Nikt nigdy nie dowiedział się, co w danej chwili myślał Neville, jeżeli nawet nie były to przechwałki. Na ścianie obok arrasu z Prorokiem Lebiodą pojawił się nagle świetlisty czworokąt, coś błysnęło, po czym na środku ratuszowej komnaty wylądował… Jaskier.

— Niewinny! — wrzasnął poeta czyściutkim, dźwięcznym tenorem, siedząc na podłodze i wodząc dookoła błędnym wzrokiem. - Niewinny!
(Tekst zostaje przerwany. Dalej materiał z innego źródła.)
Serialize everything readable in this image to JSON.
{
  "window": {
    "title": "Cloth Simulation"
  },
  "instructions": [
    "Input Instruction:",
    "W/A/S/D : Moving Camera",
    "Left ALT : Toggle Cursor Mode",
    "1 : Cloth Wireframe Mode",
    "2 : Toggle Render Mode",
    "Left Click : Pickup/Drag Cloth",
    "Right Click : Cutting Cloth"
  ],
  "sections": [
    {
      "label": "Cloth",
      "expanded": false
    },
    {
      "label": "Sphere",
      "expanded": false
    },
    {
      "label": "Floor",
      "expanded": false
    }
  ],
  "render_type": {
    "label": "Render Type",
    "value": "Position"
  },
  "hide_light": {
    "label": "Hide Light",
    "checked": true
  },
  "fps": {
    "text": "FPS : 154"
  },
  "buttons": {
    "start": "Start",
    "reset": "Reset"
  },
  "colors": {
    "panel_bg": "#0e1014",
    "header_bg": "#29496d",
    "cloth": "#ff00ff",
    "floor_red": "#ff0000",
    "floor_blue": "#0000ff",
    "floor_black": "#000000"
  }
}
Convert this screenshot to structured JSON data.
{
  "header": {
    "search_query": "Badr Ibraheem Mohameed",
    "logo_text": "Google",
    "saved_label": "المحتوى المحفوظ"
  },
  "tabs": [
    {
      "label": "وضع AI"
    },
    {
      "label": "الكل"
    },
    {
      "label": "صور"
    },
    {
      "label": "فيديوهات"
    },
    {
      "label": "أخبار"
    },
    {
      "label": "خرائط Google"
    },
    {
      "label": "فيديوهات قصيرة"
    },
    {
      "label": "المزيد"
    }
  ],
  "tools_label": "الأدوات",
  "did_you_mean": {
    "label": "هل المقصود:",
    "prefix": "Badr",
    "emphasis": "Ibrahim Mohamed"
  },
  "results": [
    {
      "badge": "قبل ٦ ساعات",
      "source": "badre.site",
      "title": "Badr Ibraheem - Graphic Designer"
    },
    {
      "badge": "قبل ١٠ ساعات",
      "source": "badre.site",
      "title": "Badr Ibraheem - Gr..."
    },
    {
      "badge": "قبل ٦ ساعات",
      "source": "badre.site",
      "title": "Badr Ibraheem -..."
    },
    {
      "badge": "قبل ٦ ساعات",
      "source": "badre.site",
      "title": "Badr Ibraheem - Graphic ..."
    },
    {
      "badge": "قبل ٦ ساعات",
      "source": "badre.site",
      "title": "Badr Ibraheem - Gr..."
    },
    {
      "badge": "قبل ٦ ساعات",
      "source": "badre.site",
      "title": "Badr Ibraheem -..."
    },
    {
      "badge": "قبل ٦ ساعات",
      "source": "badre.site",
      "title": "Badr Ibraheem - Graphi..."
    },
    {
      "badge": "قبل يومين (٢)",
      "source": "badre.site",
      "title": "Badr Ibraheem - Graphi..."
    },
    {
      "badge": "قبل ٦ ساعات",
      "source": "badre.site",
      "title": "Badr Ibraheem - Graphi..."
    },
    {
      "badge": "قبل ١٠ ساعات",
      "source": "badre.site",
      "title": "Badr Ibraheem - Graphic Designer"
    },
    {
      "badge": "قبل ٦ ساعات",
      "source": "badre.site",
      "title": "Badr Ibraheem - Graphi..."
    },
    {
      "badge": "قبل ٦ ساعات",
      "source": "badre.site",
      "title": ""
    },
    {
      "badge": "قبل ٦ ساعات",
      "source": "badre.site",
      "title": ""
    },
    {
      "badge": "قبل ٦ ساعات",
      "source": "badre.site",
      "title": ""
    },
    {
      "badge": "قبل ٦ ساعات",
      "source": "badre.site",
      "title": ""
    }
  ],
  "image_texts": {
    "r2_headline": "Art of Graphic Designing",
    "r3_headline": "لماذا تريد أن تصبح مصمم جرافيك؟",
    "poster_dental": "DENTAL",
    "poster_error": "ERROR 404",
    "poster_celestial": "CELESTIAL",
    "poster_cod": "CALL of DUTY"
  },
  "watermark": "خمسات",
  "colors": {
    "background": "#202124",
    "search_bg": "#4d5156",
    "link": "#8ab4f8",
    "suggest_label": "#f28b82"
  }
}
Wiedźmin jest niewinny! Życzę sobie, by w to uwierzono!

— Jaskier! — krzyknął Geralt, powstrzymując Kreppa, najwyraźniej szykującego się do egzorcyzmowania, a kto wie, czy nie klątwy. - Skąd ty… tutaj… Jaskier!
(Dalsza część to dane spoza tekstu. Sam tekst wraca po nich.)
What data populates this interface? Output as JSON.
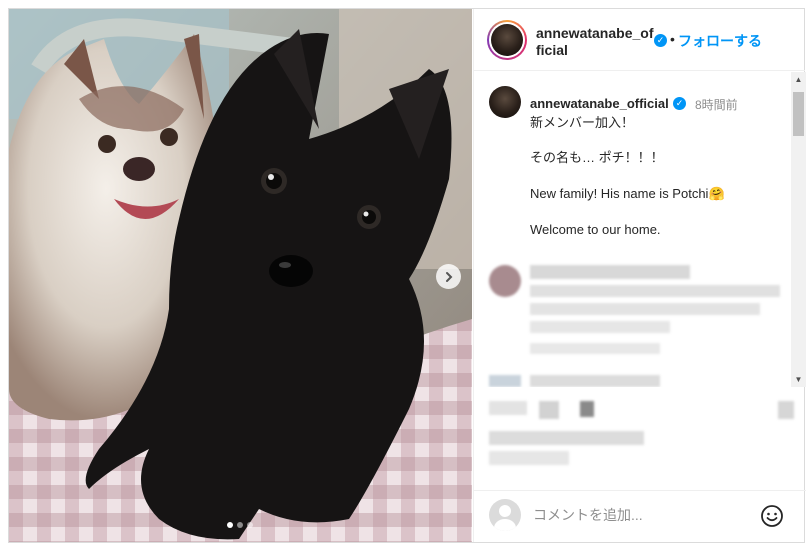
{
  "header": {
    "username": "annewatanabe_official",
    "separator": "•",
    "follow_label": "フォローする"
  },
  "caption": {
    "username": "annewatanabe_official",
    "time": "8時間前",
    "lines": [
      "新メンバー加入！",
      "その名も… ポチ！！！",
      "New family! His name is Potchi🤗",
      "Welcome to our home."
    ]
  },
  "comment": {
    "placeholder": "コメントを追加..."
  },
  "carousel": {
    "slide_count": 3,
    "active_slide": 1
  },
  "colors": {
    "accent": "#0095f6",
    "border": "#dbdbdb",
    "text": "#262626",
    "muted": "#8e8e8e"
  },
  "icons": {
    "verified": "verified-badge-icon",
    "next": "chevron-right-icon",
    "emoji": "smiley-icon",
    "user": "default-avatar-icon"
  }
}
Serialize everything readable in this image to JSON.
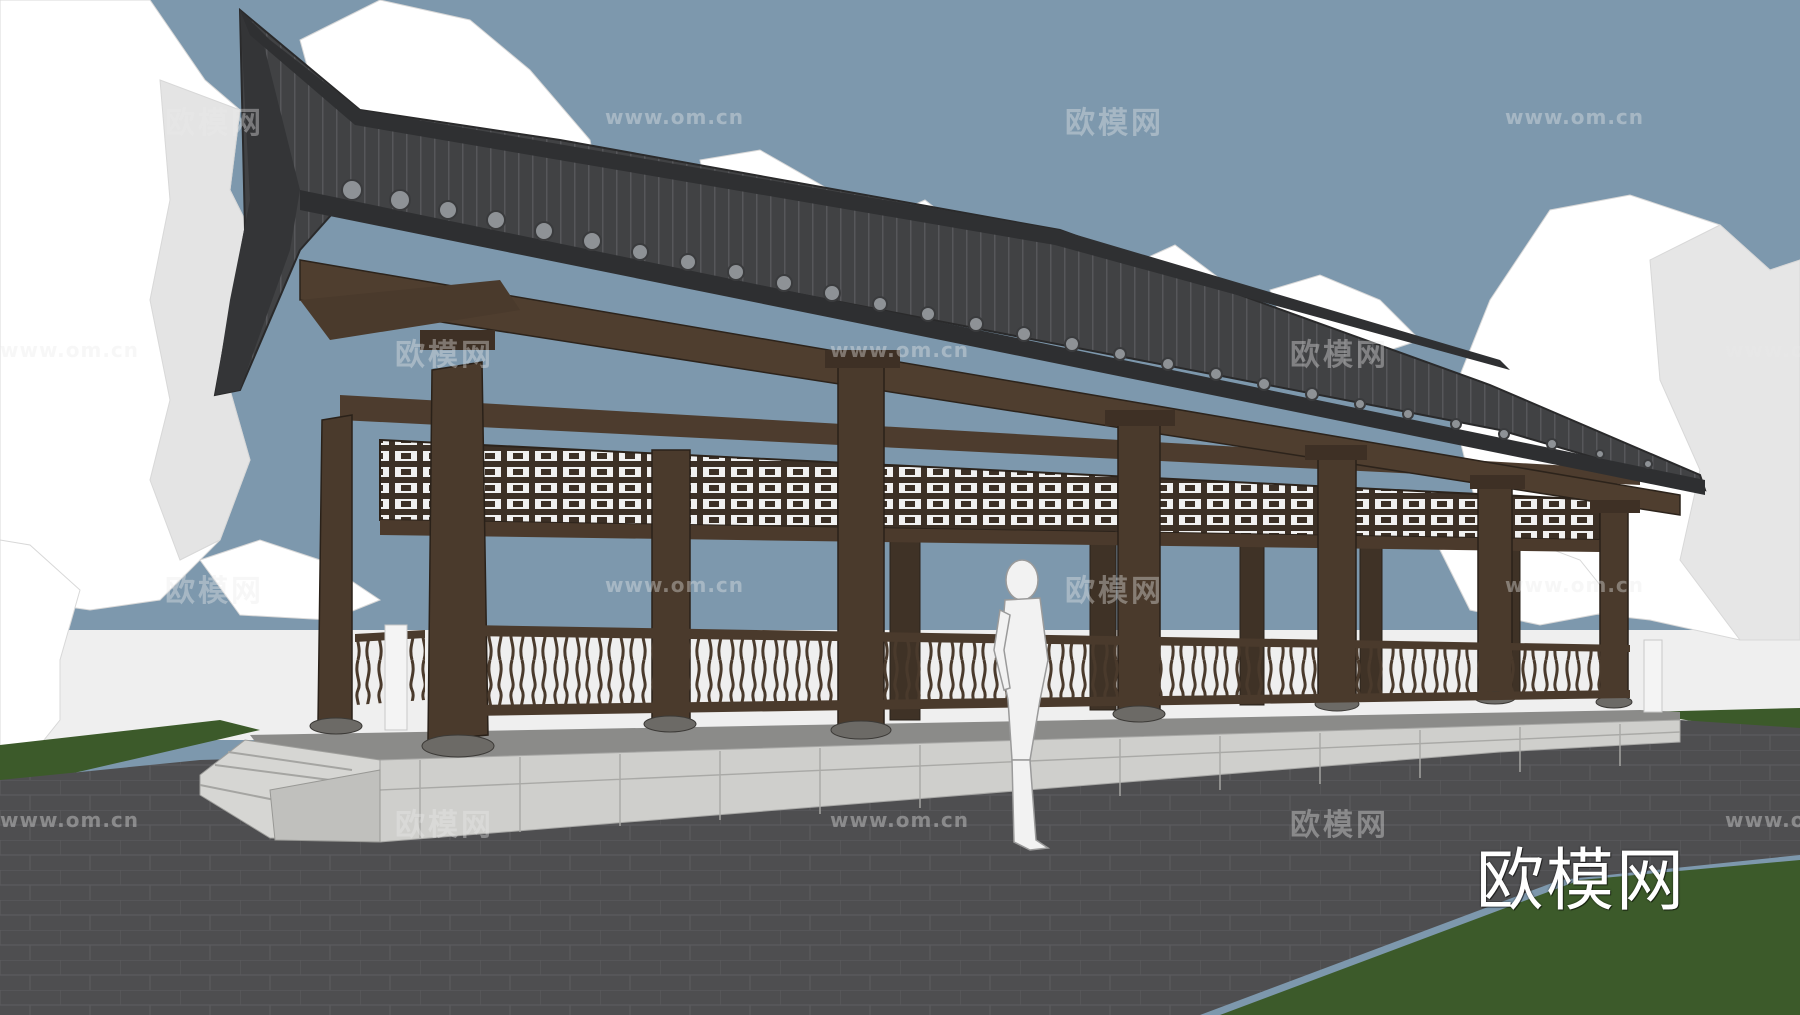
{
  "scene": {
    "subject": "Traditional Chinese corridor pavilion (wooden, tiled hip roof) in a 3D SketchUp-style rendering",
    "colors": {
      "sky": "#7d98ad",
      "ground_far": "#eeeeee",
      "grass": "#3b5a2a",
      "paving": "#4c4c4e",
      "platform": "#c9c9c6",
      "wood": "#4a3a2c",
      "roof": "#3f4042",
      "figure": "#f2f2f2"
    }
  },
  "watermarks": {
    "url": "www.om.cn",
    "brand": "欧模网"
  },
  "logo": {
    "text": "欧模网"
  }
}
— Geralt! — bard zerwał się z podłogi.

— Jaskier!

— Co to za jeden? — warknął Neville. - Do jasnej cholery, jeśli nie zaprzestaniecie czarów, to nie ręczę za siebie. Powiedziałem, w Rinde czarować nie wolno! Najpierw trzeba złożyć pisemne podanie, potem uiścić podatek i opłatę skarbową… Ejże? Czy to aby nie ten śpiewak, zakładnik wiedźmy?

— Jaskier — powtórzył Geralt, trzymając poetę za ramiona. - Jak się tu dostałeś?

— Nie wiem — przyznał bard z głupią i zatroskaną miną. - Mówiąc szczerze, jestem raczej nieświadom, co się ze mną działo. Pamiętam niewiele i niech mnie zaraza, jeśli wiem, co z tego było jawą, a co koszmarem. Przypominam sobie jednak niebrzydką czarnulkę o ognistych oczach…

— Co wy mi tu o czarnulkach — przerwał gniewnie Neville. - Do rzeczy, mospanie, do rzeczy. Wrzeszczeliście, że wiedźmin jest niewinny. Jak mam to rozumieć? Że niby Wawrzynosek sam, własnoręcznie obił sobie dupę? Bo jeśli wiedźmin jest niewinny, to inaczej być nie mogło. Chyba że była to zbiorowa halucynacja.

— Nic mi nie wiadomo o dupach ani halucynacjach — rzekł dumnie Jaskier. - Ani o wawrzynowych noskach. Powtarzam, ostatnie, co pamiętam, to była elegancka kobieta ubrana w gustownie skomponowaną czerń i biel. Wzmiankowana wrzuciła mnie brutalnie do świecącej dziury, niechybnie portalu magicznego. A przedtem wydała mi wyraźne i dobitne polecenie. Po przybyciu na miejsce miałem bezzwłocznie oświadczyć, cytuję: "Życzeniem moim jest, by mi uwierzono, że wiedźmin nie ponosi winy za to, co się stało. Takie, nie inne, jest moje życzenie." Dosłownie tak. Owszem, pytałem, w czym rzecz, o co chodzi i po co to wszystko. Czarnulka nie dała mi dojść do słowa. Obrugała mnie nieelegancko, wzięła za kark i wrzuciła w portal. To wszystko. A teraz…

Jaskier wyprostował się, otrzepał kubrak, poprawił kołnierz i fantazyjny, acz brudny żabot.

— …zechcą mi panowie powiedzieć, jak nazywa się i gdzie się znajduje najlepsza w tym mieście oberża.

— W moim mieście nie ma złych oberży — powiedział wolno Neville. - Ale zanim będziesz się mógł o tym przekonać, obejrzysz dokładnie najlepszy w tym mieście loch. Ty i twoi kompani. Jeszcze nie jesteście na wolności, łajdacy, przypominam! Widzicie ich! Jeden opowiada niestworzone historie, a drugi wyskakuje ze ściany i krzyczy o niewinności, życzę sobie, wrzeszczy, by mi uwierzono.

Ma czelność życzyć sobie…

— Bogowie! — kapłan chwycił się nagle za łysinę. - Teraz rozumiem! Życzenie! Ostatnie życzenie!

— Co się wam stało, Krepp? — burmistrz zmarszczył czoło. - Chórzyście?